Calculate arc length, chord length, and circumference of a circle. Supports degrees and radians, with sagitta, sector area, and arc-to-chord ratio.
When working with circles, three related but distinct "length" measurements come up constantly: the circumference (the full perimeter), the arc length (a curved portion of the perimeter), and the chord length (the straight line connecting two points on the circle). This calculator handles all three and shows how they relate to each other.
The circumference is C = 2πr — the total distance around the circle. An arc length is the distance along a curved section defined by a central angle: L = (θ/360°) × 2πr in degrees, or simply L = rθ in radians. A chord is the straight line between the two endpoints of the arc: chord = 2r sin(θ/2). The arc is always longer than the chord for the same angle (except at 0°), and their ratio approaches 1 as the angle approaches zero — a fundamental fact in calculus.
The calculator also computes the sagitta (the height of the arc above the chord), the sector area, the arc-to-chord ratio, and the fraction of the full circle the arc represents. It supports both degree and radian input and includes a reference table of common arc angles with pre-computed factors. Engineers use arc and chord calculations for bridge design, gear teeth, cam profiles, and any application involving circular motion or curved structures.
This circle length calculator reduces manual rework when you need quick checks for assignments, exam prep, and design calculations. You can enter Primary Calculation, Unit, Radius, Angle Unit and immediately see dependent measurements, validity checks, and geometry relationships in one place. That makes it easier to catch input mistakes early and confirm your final answer before moving to the next step.
Circumference: C = 2πr Arc length (degrees): L = (θ/360) × 2πr Arc length (radians): L = rθ Chord length: chord = 2r sin(θ/2) Sagitta: h = r(1 − cos(θ/2)) Sector area: S = (θ/360) × πr² Arc/chord ratio = L / chord (→ 1 as θ → 0)

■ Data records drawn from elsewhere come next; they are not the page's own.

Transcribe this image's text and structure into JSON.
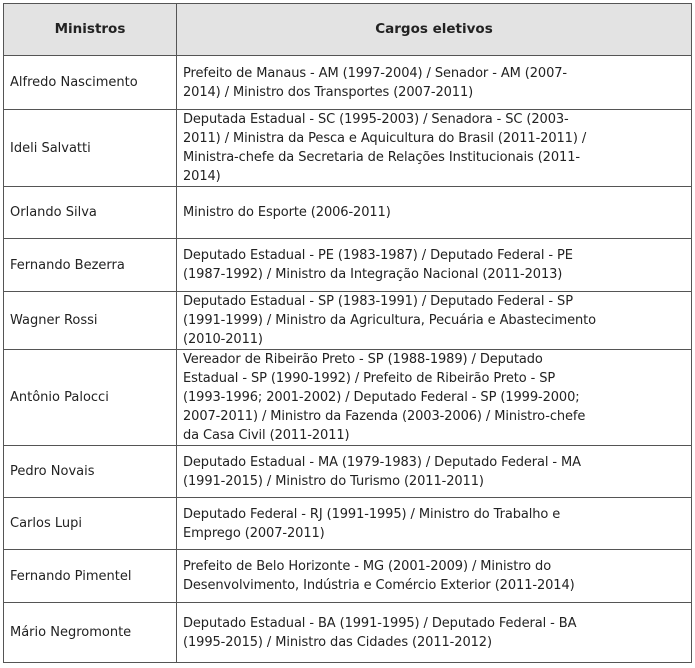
{
  "table": {
    "headers": [
      "Ministros",
      "Cargos eletivos"
    ],
    "rows": [
      {
        "name": "Alfredo Nascimento",
        "lines": [
          "Prefeito de Manaus - AM (1997-2004) / Senador - AM (2007-",
          "2014) / Ministro dos Transportes (2007-2011)"
        ]
      },
      {
        "name": "Ideli Salvatti",
        "lines": [
          "Deputada Estadual - SC (1995-2003) / Senadora - SC (2003-",
          "2011) / Ministra da Pesca e Aquicultura do Brasil (2011-2011) /",
          "Ministra-chefe da Secretaria de Relações Institucionais (2011-",
          "2014)"
        ]
      },
      {
        "name": "Orlando Silva",
        "lines": [
          "Ministro do Esporte (2006-2011)"
        ]
      },
      {
        "name": "Fernando Bezerra",
        "lines": [
          "Deputado Estadual - PE (1983-1987) / Deputado Federal - PE",
          "(1987-1992) / Ministro da Integração Nacional (2011-2013)"
        ]
      },
      {
        "name": "Wagner Rossi",
        "lines": [
          "Deputado Estadual - SP (1983-1991) / Deputado Federal - SP",
          "(1991-1999) / Ministro da Agricultura, Pecuária e Abastecimento",
          "(2010-2011)"
        ]
      },
      {
        "name": "Antônio Palocci",
        "lines": [
          "Vereador de Ribeirão Preto - SP (1988-1989) / Deputado",
          "Estadual - SP (1990-1992) / Prefeito de Ribeirão Preto - SP",
          "(1993-1996; 2001-2002) / Deputado Federal - SP (1999-2000;",
          "2007-2011) / Ministro da Fazenda (2003-2006) / Ministro-chefe",
          "da Casa Civil (2011-2011)"
        ]
      },
      {
        "name": "Pedro Novais",
        "lines": [
          "Deputado Estadual - MA (1979-1983) / Deputado Federal - MA",
          "(1991-2015) / Ministro do Turismo (2011-2011)"
        ]
      },
      {
        "name": "Carlos Lupi",
        "lines": [
          "Deputado Federal - RJ (1991-1995) / Ministro do Trabalho e",
          "Emprego (2007-2011)"
        ]
      },
      {
        "name": "Fernando Pimentel",
        "lines": [
          "Prefeito de Belo Horizonte - MG (2001-2009) / Ministro do",
          "Desenvolvimento, Indústria e Comércio Exterior (2011-2014)"
        ]
      },
      {
        "name": "Mário Negromonte",
        "lines": [
          "Deputado Estadual - BA (1991-1995) / Deputado Federal - BA",
          "(1995-2015) / Ministro das Cidades (2011-2012)"
        ]
      }
    ]
  }
}
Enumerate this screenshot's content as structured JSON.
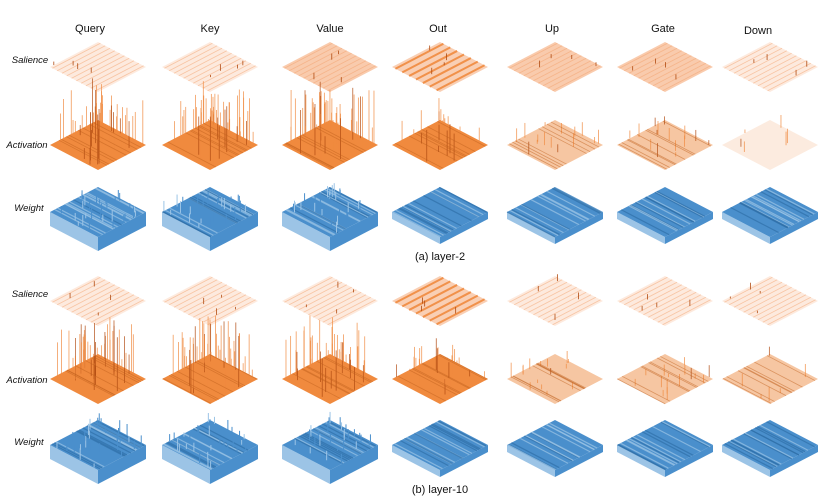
{
  "columns": [
    "Query",
    "Key",
    "Value",
    "Out",
    "Up",
    "Gate",
    "Down"
  ],
  "rows": [
    "Salience",
    "Activation",
    "Weight"
  ],
  "panels": [
    {
      "caption": "(a) layer-2"
    },
    {
      "caption": "(b) layer-10"
    }
  ],
  "colors": {
    "salience": "#f4a06a",
    "activation": "#f08a3e",
    "activation_light": "#f6c6a2",
    "weight": "#4a8fcc",
    "weight_light": "#9cc4e6",
    "spike": "#b04a10"
  },
  "surface_styles": {
    "panel_a": {
      "Salience": [
        "faint",
        "faint",
        "medium",
        "stripes",
        "medium",
        "medium",
        "faint"
      ],
      "Activation": [
        "spiky",
        "spiky",
        "spiky",
        "peaked",
        "medium",
        "medium",
        "faint"
      ],
      "Weight": [
        "tall",
        "tall",
        "tall",
        "flat",
        "flat",
        "flat",
        "flat"
      ]
    },
    "panel_b": {
      "Salience": [
        "faint",
        "faint",
        "faint",
        "stripes",
        "faint",
        "faint",
        "faint"
      ],
      "Activation": [
        "spiky",
        "spiky",
        "spiky",
        "peaked",
        "medium",
        "medium",
        "light"
      ],
      "Weight": [
        "tall",
        "tall",
        "tall",
        "flat",
        "flat",
        "flat",
        "flat"
      ]
    }
  }
}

Result: For radius=10, angle=90, angleUnit=degrees, the tool returns the solved circle length outputs shown in the result cards.

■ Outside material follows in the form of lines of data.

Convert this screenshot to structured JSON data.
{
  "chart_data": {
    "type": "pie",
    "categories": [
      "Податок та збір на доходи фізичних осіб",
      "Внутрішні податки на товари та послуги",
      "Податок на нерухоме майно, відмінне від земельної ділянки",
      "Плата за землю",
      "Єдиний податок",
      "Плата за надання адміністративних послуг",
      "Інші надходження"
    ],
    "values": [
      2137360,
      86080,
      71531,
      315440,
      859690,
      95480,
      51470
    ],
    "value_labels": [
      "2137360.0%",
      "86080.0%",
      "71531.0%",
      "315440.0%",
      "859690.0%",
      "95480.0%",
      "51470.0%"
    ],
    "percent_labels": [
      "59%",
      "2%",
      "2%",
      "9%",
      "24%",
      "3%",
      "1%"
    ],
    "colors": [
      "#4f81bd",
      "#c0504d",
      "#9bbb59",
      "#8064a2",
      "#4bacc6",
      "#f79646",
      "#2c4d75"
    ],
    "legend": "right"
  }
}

This example uses a realistic input set from the calculator workflow. After entry, the calculator applies the built-in circle length formulas and reports derived values, checks, and classifications automatically.

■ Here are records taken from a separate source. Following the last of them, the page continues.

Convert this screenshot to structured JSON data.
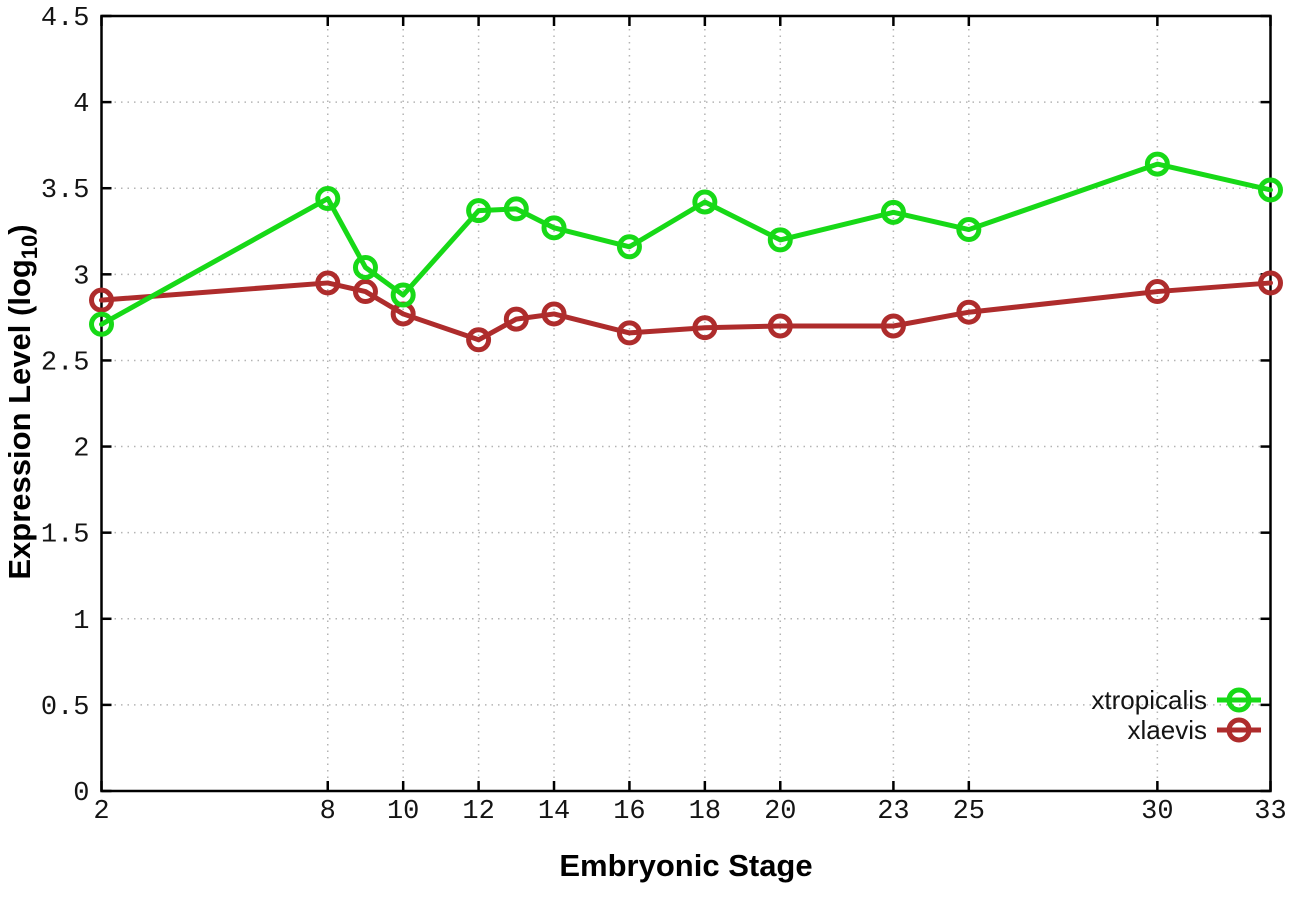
{
  "chart_data": {
    "type": "line",
    "title": "",
    "xlabel": "Embryonic Stage",
    "ylabel": "Expression Level (log10)",
    "ylabel_parts": {
      "pre": "Expression Level (log",
      "sub": "10",
      "post": ")"
    },
    "xlim": [
      2,
      33
    ],
    "ylim": [
      0,
      4.5
    ],
    "grid": true,
    "legend_position": "bottom-right",
    "x_ticks": [
      {
        "value": 2,
        "label": "2"
      },
      {
        "value": 8,
        "label": "8"
      },
      {
        "value": 10,
        "label": "10"
      },
      {
        "value": 12,
        "label": "12"
      },
      {
        "value": 14,
        "label": "14"
      },
      {
        "value": 16,
        "label": "16"
      },
      {
        "value": 18,
        "label": "18"
      },
      {
        "value": 20,
        "label": "20"
      },
      {
        "value": 23,
        "label": "23"
      },
      {
        "value": 25,
        "label": "25"
      },
      {
        "value": 30,
        "label": "30"
      },
      {
        "value": 33,
        "label": "33"
      }
    ],
    "y_ticks": [
      {
        "value": 0,
        "label": "0"
      },
      {
        "value": 0.5,
        "label": "0.5"
      },
      {
        "value": 1,
        "label": "1"
      },
      {
        "value": 1.5,
        "label": "1.5"
      },
      {
        "value": 2,
        "label": "2"
      },
      {
        "value": 2.5,
        "label": "2.5"
      },
      {
        "value": 3,
        "label": "3"
      },
      {
        "value": 3.5,
        "label": "3.5"
      },
      {
        "value": 4,
        "label": "4"
      },
      {
        "value": 4.5,
        "label": "4.5"
      }
    ],
    "x": [
      2,
      8,
      9,
      10,
      12,
      13,
      14,
      16,
      18,
      20,
      23,
      25,
      30,
      33
    ],
    "series": [
      {
        "name": "xtropicalis",
        "color": "#17d917",
        "marker": "open-circle",
        "values": [
          2.71,
          3.44,
          3.04,
          2.88,
          3.37,
          3.38,
          3.27,
          3.16,
          3.42,
          3.2,
          3.36,
          3.26,
          3.64,
          3.49
        ]
      },
      {
        "name": "xlaevis",
        "color": "#ae2c2c",
        "marker": "open-circle",
        "values": [
          2.85,
          2.95,
          2.9,
          2.77,
          2.62,
          2.74,
          2.77,
          2.66,
          2.69,
          2.7,
          2.7,
          2.78,
          2.9,
          2.95
        ]
      }
    ]
  }
}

This page is tailored to circle length, with outputs tied directly to the form fields (Primary Calculation, Unit, Radius, Angle Unit). Instead of a one-line formula dump, it consolidates validation, derived metrics, and interpretation so you can solve and verify in one pass.
Use this tool for homework checks, worksheet generation, tutoring walkthroughs, and quick engineering geometry estimates. Presets and visual output blocks make it easier to compare scenarios and understand how each input affects the final result.
Keep units consistent, match each value to the correct field, and watch validity indicators before using the final numbers. If your case looks off, change one input at a time and use the output details to identify the mismatch quickly.
Arc length is the distance along a curved portion of the circle's circumference, defined by a central angle. Formula: L = (θ/360) × 2πr in degrees.
A chord is a straight line connecting two points on the circle. The longest chord is the diameter. Chord length = 2r sin(θ/2) for central angle θ.
The sagitta (or arc height) is the perpendicular distance from the midpoint of a chord to the arc. h = r(1 − cos(θ/2)).
Yes, for any angle greater than 0° and less than 360°. The arc follows the curve while the chord takes the straight path. Their ratio approaches 1 for very small angles.
Multiply degrees by π/180 to get radians. Multiply radians by 180/π to get degrees. For example, 90° = π/2 ≈ 1.5708 radians.
When the central angle is 60°. This is because 2 sin(30°) = 1, so chord = 2r × 0.5 = r. The triangle formed is equilateral.